Looking at the 1987 season in hindsight, I think my top three probably would have been Davis, Gwynn, and Raines.  While I don't think that a contribution to a winning effort is everything, I do think that it can be a tiebreaker between two close candidates, so I'd go with Davis over Gwynn and Raines over Murphy.  Dawson had a tremendous power hitting season, but I'm not so sure that he would have finished in the top ten in the voting based on how the way that many of us look at the game has changed.

In conclusion

OK... I'm almost 4,000 words into this, so we're probably past the point of TL;DR for some of you.  Time to shut it down.  Essentially, my feeling is that Dawson probably never reaches the Hall of Fame without winning that 1987 NL MVP.  His former teammate, who has superior career numbers and had better numbers that season based on how we look at the game now, may never get that call.

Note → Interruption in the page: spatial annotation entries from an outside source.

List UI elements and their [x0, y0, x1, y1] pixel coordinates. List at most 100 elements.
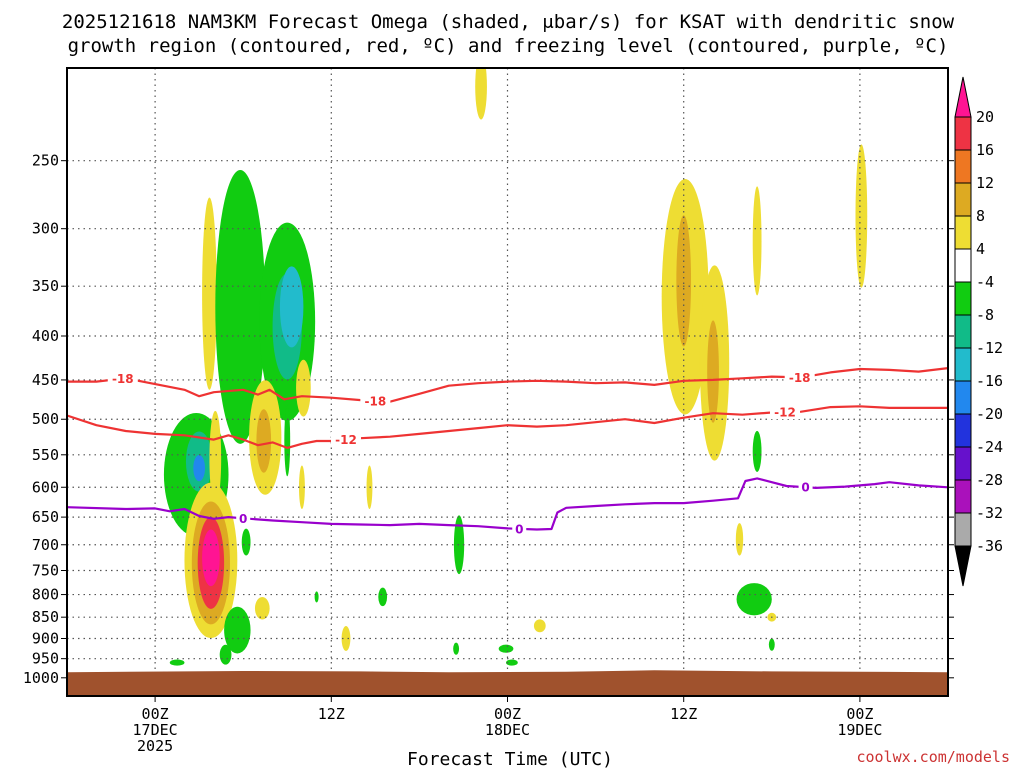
contour-label-bg [512, 520, 527, 536]
contour-label: -12 [774, 406, 796, 420]
x-tick-label: 2025 [137, 737, 173, 755]
omega-region [855, 144, 868, 288]
omega-region [224, 606, 251, 654]
chart-title-line1: 2025121618 NAM3KM Forecast Omega (shaded… [62, 11, 955, 33]
omega-region [219, 644, 232, 665]
x-tick-label: 19DEC [837, 721, 882, 739]
y-tick-label: 600 [32, 478, 59, 496]
omega-region [768, 638, 775, 651]
colorbar-tick-label: 4 [976, 240, 985, 258]
y-tick-label: 450 [32, 371, 59, 389]
omega-region [453, 642, 460, 655]
colorbar-tick-label: 12 [976, 174, 994, 192]
omega-region [284, 405, 291, 477]
plot-area: -18 -18 -18 -12 -12 0 0 0 [67, 68, 948, 696]
omega-region [209, 410, 222, 506]
chart-title-line2: growth region (contoured, red, ºC) and f… [68, 35, 949, 57]
contour-label-bg [798, 479, 813, 495]
omega-region [752, 186, 762, 296]
colorbar-bin [954, 380, 972, 415]
colorbar-bin [954, 281, 972, 316]
y-tick-label: 950 [32, 650, 59, 668]
colorbar-tick-label: -24 [976, 438, 1003, 456]
contour-label-bg [107, 370, 138, 386]
colorbar-bin [954, 446, 972, 481]
omega-region [506, 659, 518, 666]
omega-region [498, 644, 514, 653]
contour-label: -18 [789, 371, 811, 385]
omega-region [378, 587, 388, 607]
colorbar-bin [954, 182, 972, 217]
omega-shading [163, 68, 868, 666]
colorbar-tick-label: -20 [976, 405, 1003, 423]
x-tick-label: 00Z [494, 705, 521, 723]
x-tick-label: 18DEC [485, 721, 530, 739]
x-tick-label: 12Z [670, 705, 697, 723]
colorbar-tick-label: 16 [976, 141, 994, 159]
x-tick-label: 00Z [142, 705, 169, 723]
contour-label: -18 [112, 372, 134, 386]
omega-region [298, 465, 305, 510]
colorbar-tick-label: -12 [976, 339, 1003, 357]
colorbar-tick-label: -4 [976, 273, 994, 291]
omega-region [254, 597, 270, 620]
omega-region [366, 465, 373, 510]
omega-region [296, 359, 311, 417]
colorbar-bin [954, 116, 972, 151]
terrain-layer [67, 670, 948, 696]
colorbar-bin [954, 248, 972, 283]
y-tick-label: 250 [32, 152, 59, 170]
y-axis-ticks: 250 300 350 400 450 500 550 600 650 700 750 800 850 9… [23, 152, 954, 687]
omega-region [676, 215, 692, 347]
contour-label-bg [360, 392, 391, 408]
colorbar-bin [954, 512, 972, 547]
y-tick-label: 500 [32, 410, 59, 428]
omega-region [752, 430, 762, 472]
colorbar-bin [954, 479, 972, 514]
contour-label-bg [330, 431, 361, 447]
colorbar-tick-label: -32 [976, 504, 1003, 522]
contour-label: 0 [801, 481, 809, 495]
omega-region [279, 266, 304, 348]
x-tick-label: 12Z [318, 705, 345, 723]
omega-region [241, 528, 251, 556]
omega-region [202, 197, 217, 390]
omega-region [707, 320, 719, 423]
colorbar-tick-label: -36 [976, 537, 1003, 555]
omega-region [533, 619, 546, 633]
y-tick-label: 650 [32, 508, 59, 526]
y-tick-label: 300 [32, 220, 59, 238]
y-tick-label: 900 [32, 629, 59, 647]
omega-region [193, 455, 206, 482]
contour-label: -18 [365, 394, 387, 408]
y-tick-label: 1000 [23, 669, 59, 687]
y-tick-label: 550 [32, 446, 59, 464]
y-tick-label: 800 [32, 586, 59, 604]
omega-region [202, 529, 220, 587]
terrain [67, 670, 948, 696]
colorbar-bin [954, 314, 972, 349]
omega-region [453, 515, 465, 575]
y-tick-label: 850 [32, 608, 59, 626]
y-tick-label: 350 [32, 277, 59, 295]
omega-region [215, 170, 266, 444]
y-tick-label: 750 [32, 561, 59, 579]
x-tick-label: 17DEC [133, 721, 178, 739]
colorbar-bin [954, 347, 972, 382]
x-tick-label: 00Z [846, 705, 873, 723]
colorbar-tick-label: -16 [976, 372, 1003, 390]
colorbar-tick-label: -28 [976, 471, 1003, 489]
omega-region [314, 591, 319, 603]
contour-label-bg [784, 369, 815, 385]
contour-label-bg [770, 404, 801, 420]
colorbar-bin [954, 413, 972, 448]
contour-line [67, 477, 948, 531]
contour-label: -12 [335, 433, 357, 447]
contour-label: 0 [515, 522, 523, 536]
colorbar-tick-label: -8 [976, 306, 994, 324]
omega-region [735, 523, 744, 556]
temperature-contours: -18 -18 -18 -12 -12 0 0 0 [67, 367, 948, 536]
omega-region [169, 659, 185, 666]
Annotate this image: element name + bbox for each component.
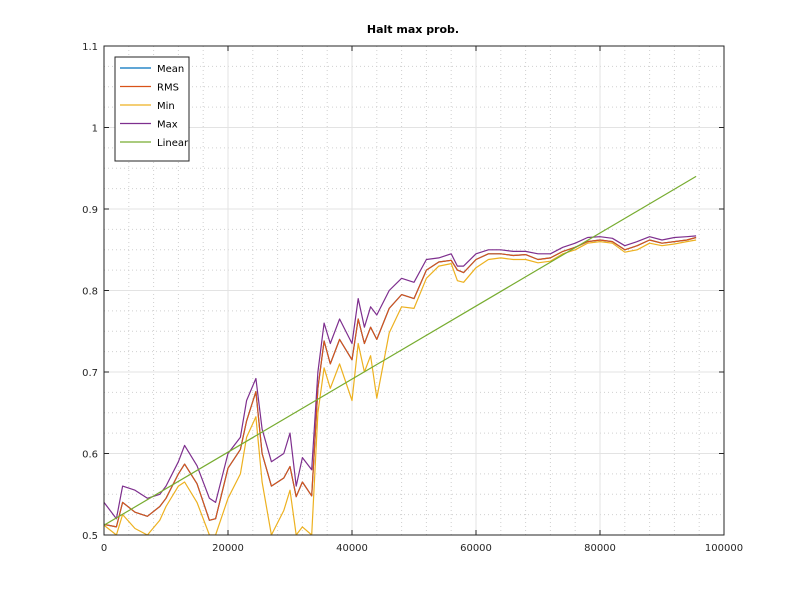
y-axis-ticks: 0.5 0.6 0.7 0.8 0.9 1 1.1 <box>82 42 724 542</box>
x-tick-label: 100000 <box>705 543 743 554</box>
legend-box <box>114 56 190 162</box>
series-line-linear <box>104 175 697 526</box>
major-grid <box>104 46 724 535</box>
legend: Mean RMS Min Max Linear <box>114 56 190 162</box>
x-tick-label: 60000 <box>460 543 492 554</box>
series-line-max <box>104 235 697 520</box>
y-tick-label: 0.5 <box>82 531 98 542</box>
legend-label: Max <box>157 120 178 131</box>
y-tick-label: 1 <box>92 124 98 135</box>
chart-title: Halt max prob. <box>367 23 459 36</box>
legend-label: RMS <box>157 83 179 94</box>
legend-label: Min <box>157 101 175 112</box>
x-tick-label: 80000 <box>584 543 616 554</box>
legend-label: Linear <box>157 138 189 149</box>
y-tick-label: 0.9 <box>82 205 98 216</box>
x-axis-ticks: 0 20000 40000 60000 80000 100000 <box>101 46 743 554</box>
y-tick-label: 0.6 <box>82 450 98 461</box>
y-tick-label: 0.7 <box>82 368 98 379</box>
series-layer <box>104 175 697 535</box>
x-tick-label: 20000 <box>212 543 244 554</box>
legend-label: Mean <box>157 64 184 75</box>
x-tick-label: 0 <box>101 543 107 554</box>
x-tick-label: 40000 <box>336 543 368 554</box>
y-tick-label: 1.1 <box>82 42 98 53</box>
y-tick-label: 0.8 <box>82 287 98 298</box>
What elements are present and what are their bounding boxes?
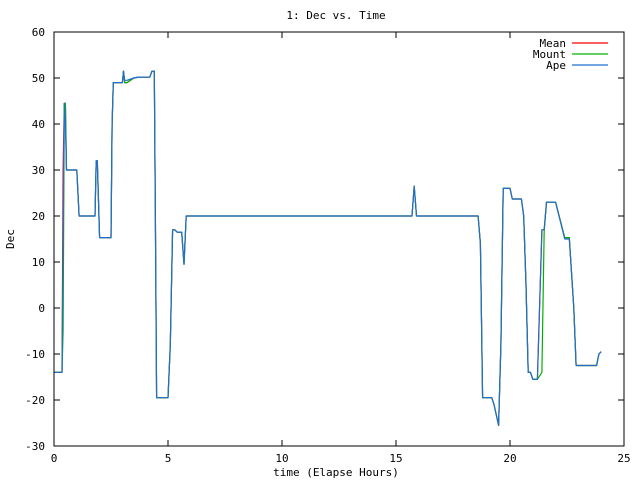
legend-label-ape: Ape: [546, 59, 566, 72]
x-tick-label: 20: [503, 452, 516, 465]
y-axis-label: Dec: [4, 229, 17, 249]
series-line-mount: [54, 70, 602, 426]
y-tick-label: 50: [32, 72, 45, 85]
x-tick-label: 15: [389, 452, 402, 465]
x-tick-label: 0: [51, 452, 58, 465]
y-tick-label: 30: [32, 164, 45, 177]
plot-frame: [53, 31, 625, 447]
series-line-mean: [54, 70, 602, 426]
series-line-ape: [54, 70, 602, 426]
chart-title: 1: Dec vs. Time: [286, 9, 385, 22]
x-axis-label: time (Elapse Hours): [273, 466, 399, 479]
legend-label-mount: Mount: [533, 48, 566, 61]
series-layer: [54, 70, 602, 426]
y-tick-label: 10: [32, 256, 45, 269]
y-tick-label: 60: [32, 26, 45, 39]
x-tick-label: 10: [275, 452, 288, 465]
ticks-layer: 0 5 10 15 20 25 -30 -20 -10 0 10 20 30 40 50 60: [25, 26, 631, 465]
y-tick-label: -20: [25, 394, 45, 407]
y-tick-label: -30: [25, 440, 45, 453]
y-tick-label: -10: [25, 348, 45, 361]
x-tick-label: 25: [617, 452, 630, 465]
y-tick-label: 0: [38, 302, 45, 315]
x-tick-label: 5: [165, 452, 172, 465]
y-tick-label: 20: [32, 210, 45, 223]
y-tick-label: 40: [32, 118, 45, 131]
legend-label-mean: Mean: [540, 37, 567, 50]
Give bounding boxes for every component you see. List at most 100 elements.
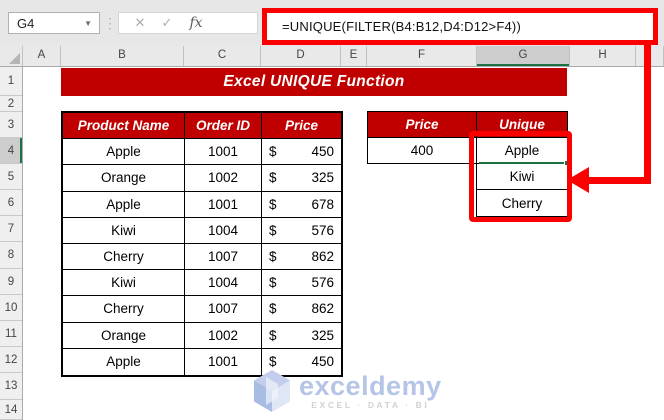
name-box-dropdown-icon[interactable]: ▼	[84, 18, 92, 28]
row-header-6[interactable]: 6	[0, 190, 22, 216]
name-box[interactable]: G4 ▼	[8, 12, 100, 34]
price-value: 450	[311, 354, 334, 370]
result-header-price[interactable]: Price	[367, 111, 477, 138]
row-header-14[interactable]: 14	[0, 400, 22, 420]
currency-symbol: $	[269, 170, 277, 186]
row-headers: 1 2 3 4 5 6 7 8 9 10 11 12 13 14	[0, 67, 23, 420]
row-header-7[interactable]: 7	[0, 216, 22, 242]
price-value: 576	[311, 222, 334, 238]
order-id-cell[interactable]: 1002	[185, 322, 262, 349]
currency-symbol: $	[269, 327, 277, 343]
products-header-order-id[interactable]: Order ID	[185, 113, 262, 139]
result-highlight-box	[469, 131, 572, 222]
column-header-C[interactable]: C	[184, 46, 261, 66]
currency-symbol: $	[269, 301, 277, 317]
price-cell[interactable]: $862	[262, 244, 341, 271]
row-header-10[interactable]: 10	[0, 295, 22, 321]
column-header-H[interactable]: H	[570, 46, 636, 66]
formula-bar-grip-icon: ⋮	[103, 15, 117, 31]
currency-symbol: $	[269, 196, 277, 212]
price-value: 450	[311, 144, 334, 160]
product-name-cell[interactable]: Apple	[63, 191, 185, 218]
currency-symbol: $	[269, 222, 277, 238]
product-name-cell[interactable]: Kiwi	[63, 270, 185, 297]
column-header-E[interactable]: E	[341, 46, 367, 66]
select-all-triangle-icon	[9, 53, 20, 64]
formula-input[interactable]: =UNIQUE(FILTER(B4:B12,D4:D12>F4))	[282, 19, 521, 34]
price-cell[interactable]: $576	[262, 270, 341, 297]
column-header-F[interactable]: F	[367, 46, 477, 66]
price-criteria-cell[interactable]: 400	[367, 137, 477, 164]
formula-bar-buttons: ✕ ✓ fx	[118, 12, 258, 34]
row-header-9[interactable]: 9	[0, 269, 22, 295]
watermark: exceldemy EXCEL · DATA · BI	[252, 369, 442, 413]
enter-icon[interactable]: ✓	[161, 15, 173, 30]
currency-symbol: $	[269, 354, 277, 370]
row-header-12[interactable]: 12	[0, 347, 22, 373]
column-header-G[interactable]: G	[477, 46, 570, 66]
price-cell[interactable]: $576	[262, 218, 341, 244]
title-banner-cell[interactable]: Excel UNIQUE Function	[61, 68, 567, 96]
row-header-5[interactable]: 5	[0, 164, 22, 190]
price-cell[interactable]: $450	[262, 349, 341, 375]
order-id-cell[interactable]: 1007	[185, 296, 262, 323]
annotation-arrow-vertical	[644, 43, 651, 184]
currency-symbol: $	[269, 275, 277, 291]
product-name-cell[interactable]: Apple	[63, 348, 185, 375]
order-id-cell[interactable]: 1007	[185, 243, 262, 271]
watermark-brand: exceldemy	[299, 370, 442, 401]
row-header-8[interactable]: 8	[0, 242, 22, 269]
product-name-cell[interactable]: Kiwi	[63, 217, 185, 244]
order-id-cell[interactable]: 1001	[185, 348, 262, 375]
price-cell[interactable]: $450	[262, 139, 341, 166]
row-header-4[interactable]: 4	[0, 138, 22, 164]
order-id-cell[interactable]: 1001	[185, 191, 262, 218]
price-cell[interactable]: $678	[262, 192, 341, 218]
cancel-icon[interactable]: ✕	[134, 15, 146, 30]
order-id-cell[interactable]: 1004	[185, 270, 262, 297]
annotation-arrow-horizontal	[589, 177, 651, 184]
row-header-13[interactable]: 13	[0, 373, 22, 400]
product-name-cell[interactable]: Orange	[63, 165, 185, 192]
order-id-cell[interactable]: 1001	[185, 139, 262, 166]
product-name-cell[interactable]: Cherry	[63, 243, 185, 271]
row-header-11[interactable]: 11	[0, 321, 22, 347]
price-value: 862	[311, 301, 334, 317]
price-value: 678	[311, 196, 334, 212]
row-header-3[interactable]: 3	[0, 112, 22, 138]
products-header-price[interactable]: Price	[262, 113, 341, 139]
product-name-cell[interactable]: Apple	[63, 139, 185, 166]
watermark-text: exceldemy EXCEL · DATA · BI	[299, 370, 442, 410]
price-value: 862	[311, 249, 334, 265]
price-cell[interactable]: $325	[262, 323, 341, 349]
products-table: Product Name Order ID Price Apple 1001 $45…	[61, 111, 343, 377]
active-cell-border	[479, 162, 566, 164]
currency-symbol: $	[269, 144, 277, 160]
select-all-corner[interactable]	[0, 46, 23, 66]
price-value: 325	[311, 170, 334, 186]
name-box-value: G4	[17, 15, 35, 31]
title-banner-text: Excel UNIQUE Function	[223, 73, 405, 90]
order-id-cell[interactable]: 1002	[185, 165, 262, 192]
order-id-cell[interactable]: 1004	[185, 217, 262, 244]
watermark-tagline: EXCEL · DATA · BI	[311, 399, 430, 410]
price-cell[interactable]: $862	[262, 296, 341, 323]
price-value: 576	[311, 275, 334, 291]
column-header-D[interactable]: D	[261, 46, 341, 66]
unique-result-cell-1[interactable]: Apple	[476, 137, 568, 164]
row-header-2[interactable]: 2	[0, 96, 22, 112]
column-header-B[interactable]: B	[61, 46, 184, 66]
row-header-1[interactable]: 1	[0, 67, 22, 96]
formula-highlight-box: =UNIQUE(FILTER(B4:B12,D4:D12>F4))	[262, 8, 658, 45]
price-value: 325	[311, 327, 334, 343]
products-header-product-name[interactable]: Product Name	[63, 113, 185, 139]
product-name-cell[interactable]: Cherry	[63, 296, 185, 323]
formula-bar-strip: G4 ▼ ⋮ ✕ ✓ fx =UNIQUE(FILTER(B4:B12,D4:D…	[0, 0, 664, 46]
column-header-A[interactable]: A	[23, 46, 61, 66]
product-name-cell[interactable]: Orange	[63, 322, 185, 349]
insert-function-icon[interactable]: fx	[189, 15, 203, 31]
price-cell[interactable]: $325	[262, 165, 341, 192]
unique-result-cell-3[interactable]: Cherry	[476, 189, 568, 217]
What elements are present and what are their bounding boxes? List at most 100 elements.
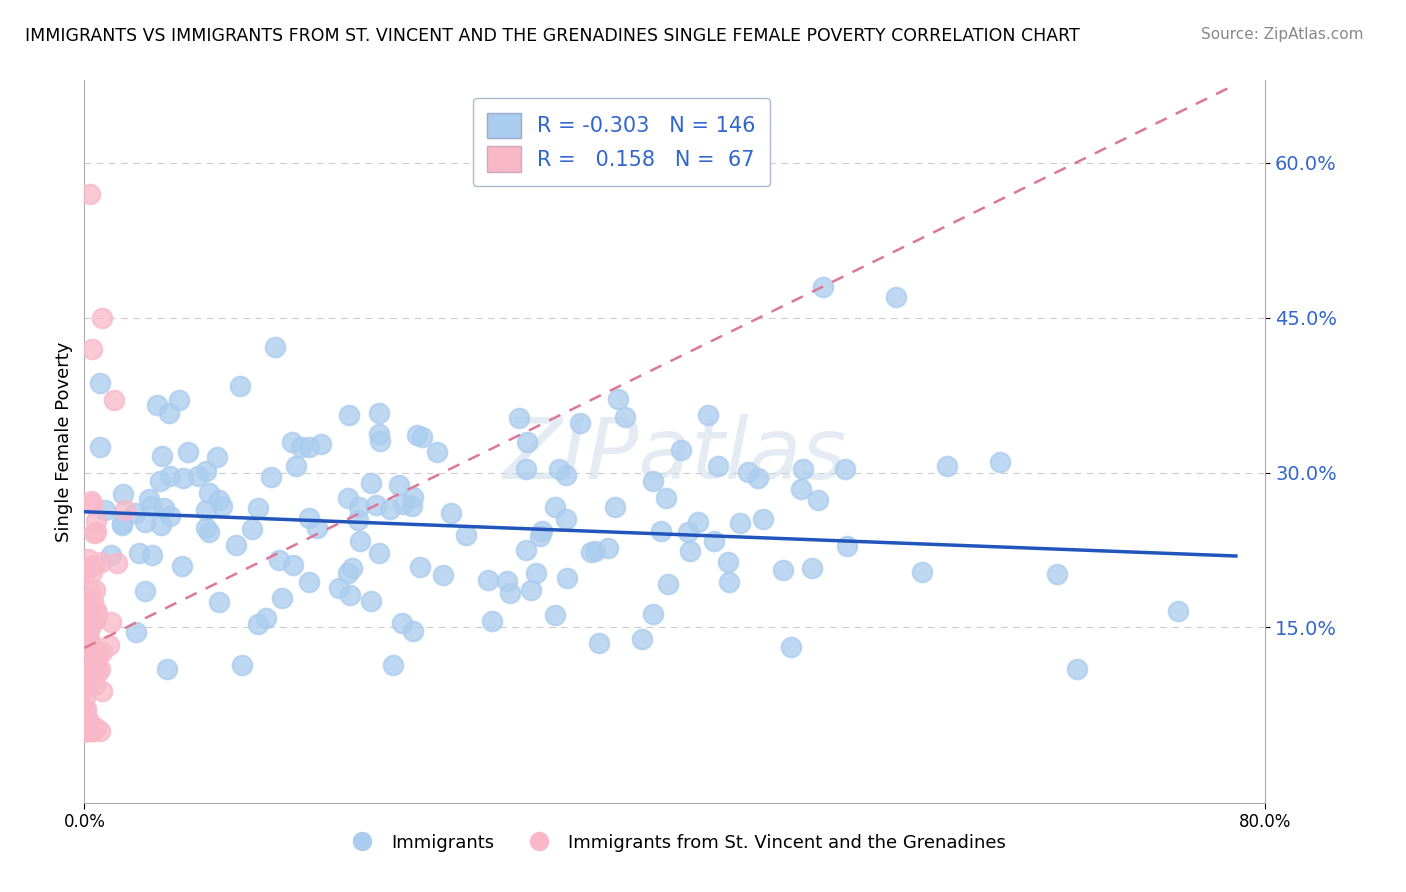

I do realize that Raines is a darling of the sabermetric community and, despite the fact that he needs to make up 20% of the vote, I think that we're moving in the right direction.  I'm hopeful that despite the logjam based on all of the PED candidates, more of the voters who are on the fence about his candidacy will take a closer look at why Raines belongs in the Hall of Fame as he enters his final two seasons on the ballot.  In no way am I trying to demean the fact that Dawson made it to Cooperstown.  However, I do feel that if only one of these two former Expos greats ends up being enshrined, the voters have absolutely picked the wrong one.

Since 1987 was the crown jewel in Dawson's playing career, I thought it would be a fun exercise to tackle how that race played out looking at it through a pair of 2015 glasses.  For those of you who made it this far, I hope you enjoyed it, too.



I'd like to give a hat tip to FBB reader nostalgic for inspiring this article by commenting on Dawson in my Michael Taylor article last week.